Brains: Your AI Knowledge Base
What is a brain?
A brain is the collection of information your AI assistant can search when answering questions. It can include documentation sources (websites that There There crawls), manually written articles, and MCP connections to external services.
Brains are linked to channels. When an agent uses the AI chat on a ticket, the assistant searches the brains linked to that ticket's channel. This means different channels can draw from different brains, which is useful if your workspace handles support for multiple products. A single brain can be shared across multiple channels, and a single channel can search multiple brains.
To link brains to a channel, go to the channel's settings and tick one or more brains in the brains list. You can also set this during the initial channel setup.
Documentation sources
Documentation sources are websites that There There crawls and indexes. By connecting your product documentation, help center, or API reference, the assistant can provide accurate, sourced answers to customer questions.
Adding a documentation source
- Go to Settings > Brains and select the brain you want to configure (or create a new one).
- Open the Sources tab and click to add a new source.
- Provide a name for the source (e.g., "Product Documentation").
- Enter the base URL of your documentation site (e.g.,
https://docs.example.com). - Optionally specify include patterns to limit crawling to specific sections, or exclude patterns to skip irrelevant pages. Patterns accept wildcards (e.g.
/docs/*). - Save the source to begin crawling.
How indexing works
After you add a source, There There automatically starts crawling the website. The crawl status progresses through several stages: Pending, Crawling, Completed, or Failed. You can monitor the progress in real time, including the number of pages crawled and chunks created. Click Pages next to a source to open the source detail screen, which shows the page statistics, the list of crawled pages, and a test search.
Turning a website into something the AI can search happens in a few steps. The page statistics on the source detail screen (Pages crawled, Chunks indexed, Embeddings) reflect each of these steps.
- Crawling. There There visits each page of your documentation and saves its content. This is the "Pages crawled" count.
- Simplifying. Every page is converted to plain text and stripped of layout, navigation, and styling, so only the meaningful content remains. This is the same simplified text you see in the search results on the source detail screen.
- Chunking. Each page is split into smaller sections called chunks. The AI retrieves the single most relevant chunk rather than a whole page, which leads to more precise answers. This is the "Chunks indexed" count.

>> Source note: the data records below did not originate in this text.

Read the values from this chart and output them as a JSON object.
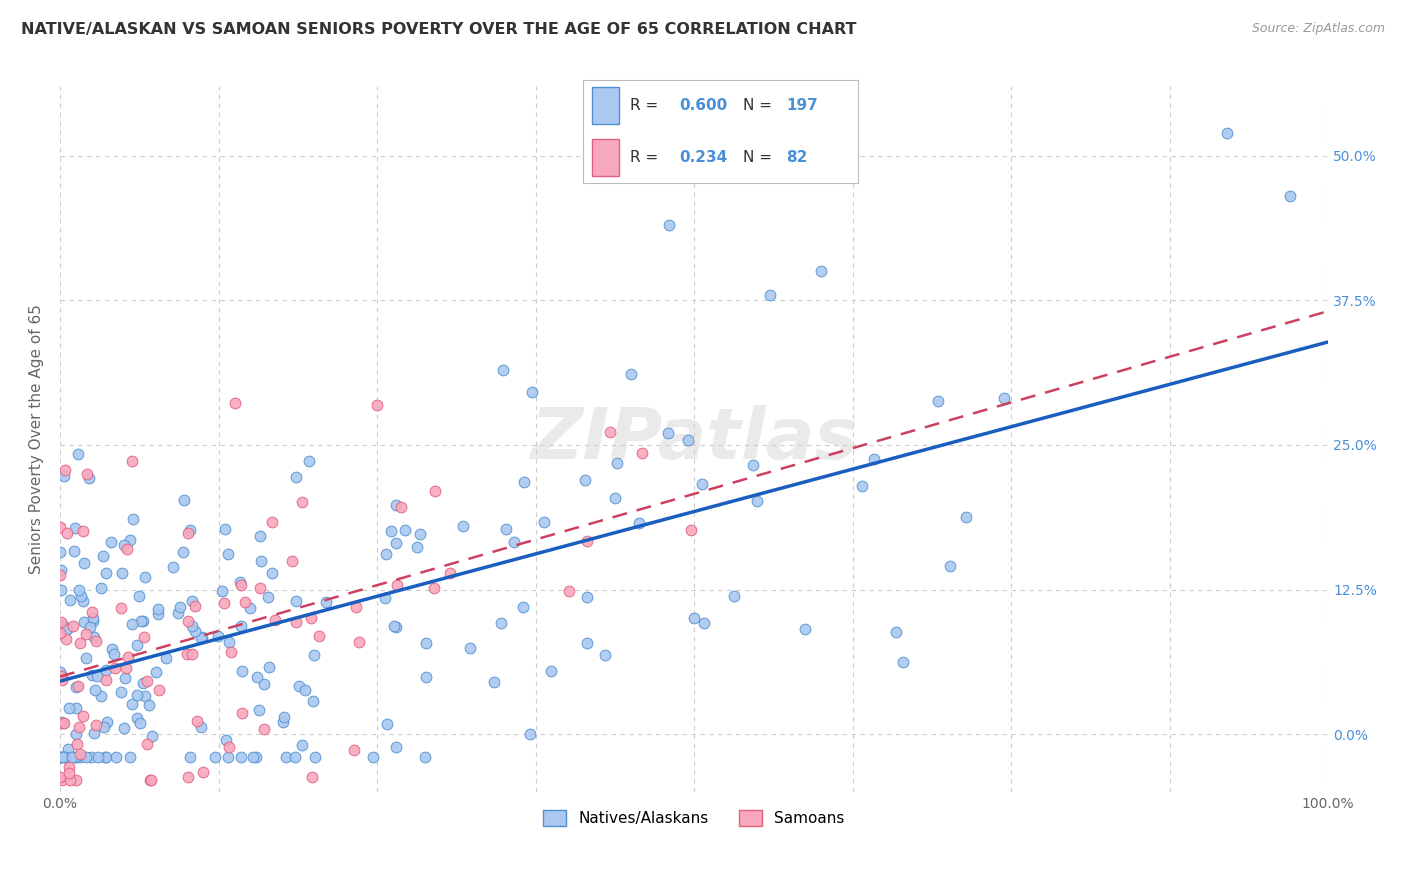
{
  "title": "NATIVE/ALASKAN VS SAMOAN SENIORS POVERTY OVER THE AGE OF 65 CORRELATION CHART",
  "source": "Source: ZipAtlas.com",
  "ylabel": "Seniors Poverty Over the Age of 65",
  "native_R": 0.6,
  "native_N": 197,
  "samoan_R": 0.234,
  "samoan_N": 82,
  "native_color": "#aac8f0",
  "native_edge_color": "#5090d0",
  "samoan_color": "#f8a8bc",
  "samoan_edge_color": "#e06080",
  "native_line_color": "#1a5fbf",
  "samoan_line_color": "#cc4060",
  "watermark": "ZIPatlas",
  "xlim": [
    0,
    1.0
  ],
  "ylim": [
    -0.05,
    0.56
  ],
  "xticks": [
    0,
    0.125,
    0.25,
    0.375,
    0.5,
    0.625,
    0.75,
    0.875,
    1.0
  ],
  "yticks": [
    0.0,
    0.125,
    0.25,
    0.375,
    0.5
  ],
  "xticklabels_bottom": [
    "0.0%",
    "",
    "",
    "",
    "",
    "",
    "",
    "",
    "100.0%"
  ],
  "xticklabels_shown": [
    "0.0%",
    "100.0%"
  ],
  "yticklabels_right": [
    "0.0%",
    "12.5%",
    "25.0%",
    "37.5%",
    "50.0%"
  ],
  "right_tick_color": "#4a90d9",
  "background_color": "#ffffff",
  "grid_color": "#cccccc",
  "legend_R_color": "#4a90d9",
  "legend_N_color": "#4a90d9"
}
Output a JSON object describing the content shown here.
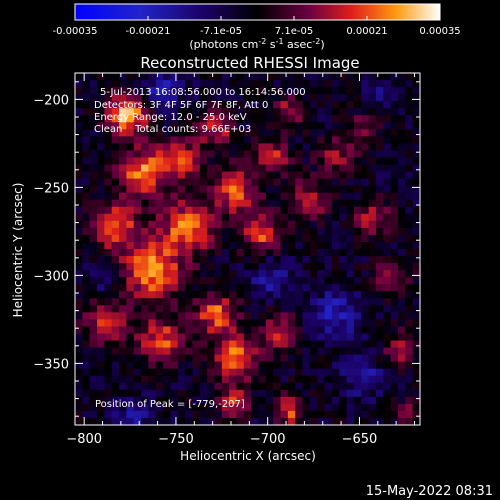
{
  "chart_data": {
    "type": "heatmap",
    "title": "Reconstructed RHESSI Image",
    "xlabel": "Heliocentric X (arcsec)",
    "ylabel": "Heliocentric Y (arcsec)",
    "xlim": [
      -805,
      -617
    ],
    "ylim": [
      -385,
      -185
    ],
    "xticks": [
      -800,
      -750,
      -700,
      -650
    ],
    "yticks": [
      -200,
      -250,
      -300,
      -350
    ],
    "colorbar": {
      "ticks": [
        "-0.00035",
        "-0.00021",
        "-7.1e-05",
        "7.1e-05",
        "0.00021",
        "0.00035"
      ],
      "label_main": "(photons cm",
      "label_exp1": "-2",
      "label_mid": " s",
      "label_exp2": "-1",
      "label_tail": " asec",
      "label_exp3": "-2",
      "label_close": ")",
      "range": [
        -0.00035,
        0.00035
      ]
    },
    "annotations": [
      "5-Jul-2013 16:08:56.000 to 16:14:56.000",
      "Detectors: 3F 4F 5F 6F 7F 8F, Att 0",
      "Energy Range: 12.0 - 25.0 keV",
      "Clean    Total counts: 9.66E+03"
    ],
    "peak_label": "Position of Peak = [-779,-207]",
    "peak": [
      -779,
      -207
    ],
    "colormap": "blue-black-purple-red-orange-yellow-white",
    "hotspots": [
      {
        "x": -779,
        "y": -207,
        "r": 8,
        "v": 0.00033
      },
      {
        "x": -770,
        "y": -240,
        "r": 10,
        "v": 0.00026
      },
      {
        "x": -785,
        "y": -270,
        "r": 9,
        "v": 0.00024
      },
      {
        "x": -765,
        "y": -295,
        "r": 12,
        "v": 0.0003
      },
      {
        "x": -745,
        "y": -270,
        "r": 10,
        "v": 0.00028
      },
      {
        "x": -750,
        "y": -232,
        "r": 8,
        "v": 0.00022
      },
      {
        "x": -730,
        "y": -215,
        "r": 7,
        "v": 0.0002
      },
      {
        "x": -720,
        "y": -250,
        "r": 9,
        "v": 0.00024
      },
      {
        "x": -705,
        "y": -275,
        "r": 8,
        "v": 0.00022
      },
      {
        "x": -700,
        "y": -230,
        "r": 7,
        "v": 0.0002
      },
      {
        "x": -690,
        "y": -205,
        "r": 6,
        "v": 0.00018
      },
      {
        "x": -680,
        "y": -255,
        "r": 8,
        "v": 0.00019
      },
      {
        "x": -665,
        "y": -230,
        "r": 7,
        "v": 0.00016
      },
      {
        "x": -650,
        "y": -215,
        "r": 6,
        "v": 0.00014
      },
      {
        "x": -645,
        "y": -265,
        "r": 7,
        "v": 0.00018
      },
      {
        "x": -635,
        "y": -300,
        "r": 7,
        "v": 0.00015
      },
      {
        "x": -790,
        "y": -325,
        "r": 8,
        "v": 0.00022
      },
      {
        "x": -760,
        "y": -335,
        "r": 9,
        "v": 0.00023
      },
      {
        "x": -730,
        "y": -320,
        "r": 8,
        "v": 0.00025
      },
      {
        "x": -720,
        "y": -345,
        "r": 9,
        "v": 0.00027
      },
      {
        "x": -695,
        "y": -330,
        "r": 7,
        "v": 0.0002
      },
      {
        "x": -720,
        "y": -370,
        "r": 6,
        "v": 0.00019
      },
      {
        "x": -690,
        "y": -375,
        "r": 6,
        "v": 0.00022
      },
      {
        "x": -630,
        "y": -340,
        "r": 7,
        "v": 0.00016
      },
      {
        "x": -625,
        "y": -375,
        "r": 5,
        "v": 0.00012
      }
    ],
    "coldspots": [
      {
        "x": -760,
        "y": -193,
        "r": 8,
        "v": -0.00015
      },
      {
        "x": -790,
        "y": -300,
        "r": 6,
        "v": -0.0001
      },
      {
        "x": -700,
        "y": -300,
        "r": 8,
        "v": -0.00014
      },
      {
        "x": -665,
        "y": -320,
        "r": 10,
        "v": -0.00016
      },
      {
        "x": -650,
        "y": -355,
        "r": 8,
        "v": -0.00015
      },
      {
        "x": -775,
        "y": -378,
        "r": 7,
        "v": -0.00012
      },
      {
        "x": -640,
        "y": -195,
        "r": 6,
        "v": -0.0001
      }
    ]
  },
  "timestamp": "15-May-2022 08:31"
}
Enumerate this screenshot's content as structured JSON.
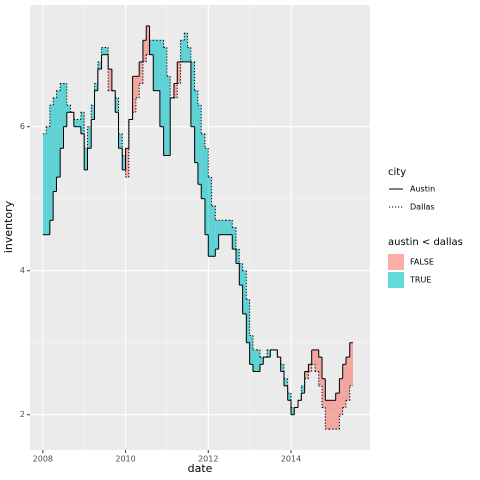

- Embedding. Each chunk is turned into an embedding, a numeric representation of its meaning. Embeddings let the AI find the right content based on meaning, even when a question uses different words than the documentation. This is the "Embeddings" count, which catches up to the chunk count once processing finishes.
When an agent or the AI answers a question, There There compares the question against every embedding and shows the closest matches. The similarity score (shown as a percentage) tells you how well a chunk matches the search: a higher percentage means a closer match in meaning. You can try this yourself with the test search on the source detail screen.
Keeping docs up to date
Documentation sources can be re-crawled to pick up changes. If your product documentation is updated frequently, re-crawl periodically to ensure the AI assistant always has the latest information. If a crawl fails, check the error message for details. Common issues include unreachable URLs or pages that block crawlers.
Articles
Articles are pieces of knowledge you write directly inside There There. Use them for information that does not live on a public website, like internal procedures, troubleshooting steps, or policies your team needs the AI to know about.
Articles are edited in a rich text editor and are indexed the same way as crawled documentation. The AI assistant searches them alongside your documentation sources.
Example articles
Not sure what to write? These are common articles teams add to a brain:
- Accessing past invoices and receipts. Step-by-step instructions for where customers find their billing history, how to download a PDF invoice, and who to contact for a VAT correction.
- Refund and cancellation policy. Your exact terms: the refund window, what qualifies, how long a refund takes to appear, and how to cancel a subscription.
- Resetting a forgotten password. The reset flow, what to do when the reset email does not arrive, and how to handle accounts tied to a single sign-on provider.
- Account and team deletion questions. What happens to data when an account is deleted, how to transfer ownership before leaving, and the retention period before data is permanently removed.
- Supported browsers and system requirements. The browsers and versions you officially support, plus any known issues and recommended workarounds.
- Escalating a production outage. An internal-only article describing how the AI should respond during an incident, including the status page link and when to hand off to a human.
Keep each article focused on a single topic. Several short, specific articles retrieve better than one long catch-all article.
MCP connections
MCP (Model Context Protocol) connections let you extend the AI assistant with tools from external services. For example, connecting your error tracking service lets the assistant look up recent errors when a customer reports a bug. See MCP Connections for the full guide.
Additional instructions
Each brain has an optional instructions field where you can add context for the AI. For example, you might write "This brain covers our billing product. When users mention invoices or payments, search here first." These instructions help the AI understand which brain is relevant to a given question.